Radev, a former fighter pilot and a frequent public critic of the government over the fighter jet acquisition process and numerous other issues, called on the Prime Minister, Cabinet ministers and MPs to “maintain radio silence” while two committees work through the documentation.

The first committee was initially expected to complete its work within two weeks from the deadline for bids, though it is not clear whether this timeframe will be kept to.

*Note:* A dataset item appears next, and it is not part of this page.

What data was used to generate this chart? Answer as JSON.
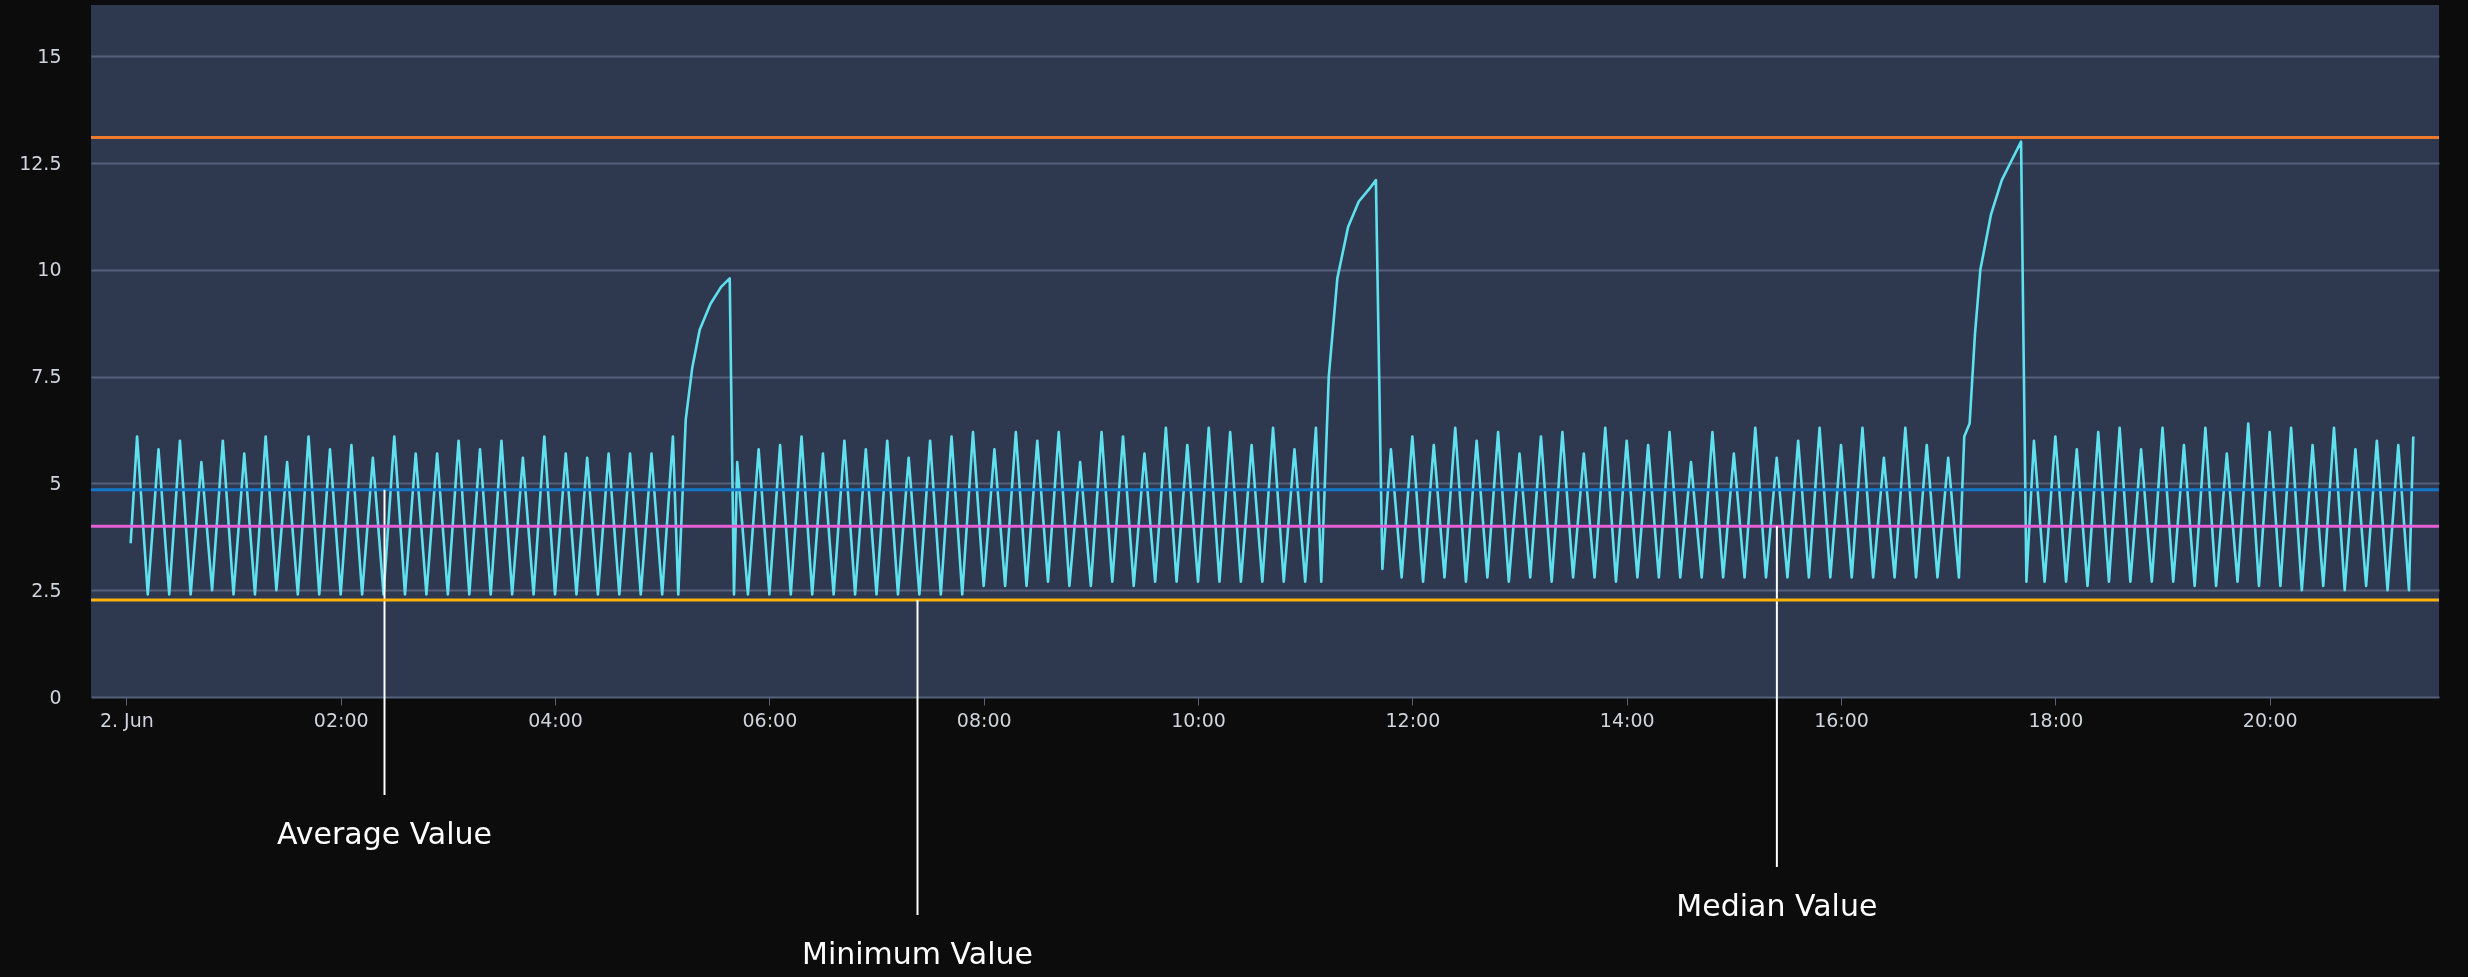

Once this committee has finished its task, a political-military committee will review the bids.

After the bids were submitted, Defence Minister Krassimir Karakachanov, who earlier had said that he hoped for the signing of a contract before the end of 2018, appeared less certain of this, hinting that the process could take longer.

Among those to speak out recently on the issue was Radev’s immediate predecessor as head of state, former President Rossen Plevneliev.

Plevneliev, who unlike Radev was elected on the ticket of Prime Minister Boiko Borissov’s GERB party, spoke in favour of the US offer of F-16s and against the Gripen bid.

Buying the F-16s would put Bulgaria in the club of those able to be as efficient as possible with their neighbours “if something happens” and the fighter had the most up-to-date equipment, Plevneliev said.

He said that there were other countries with Gripens, but they were in central Europe, not on Nato’s eastern flank.

On October 9, Deputy Defence Minister Anatoly Velichkov said that if no contract was signed before the end of this year and thus no money spent towards the new fighters, the funds allocated for the project for 2018 could be redirected to overhauling the Bulgarian Air Force’s existing Russian-made aircraft.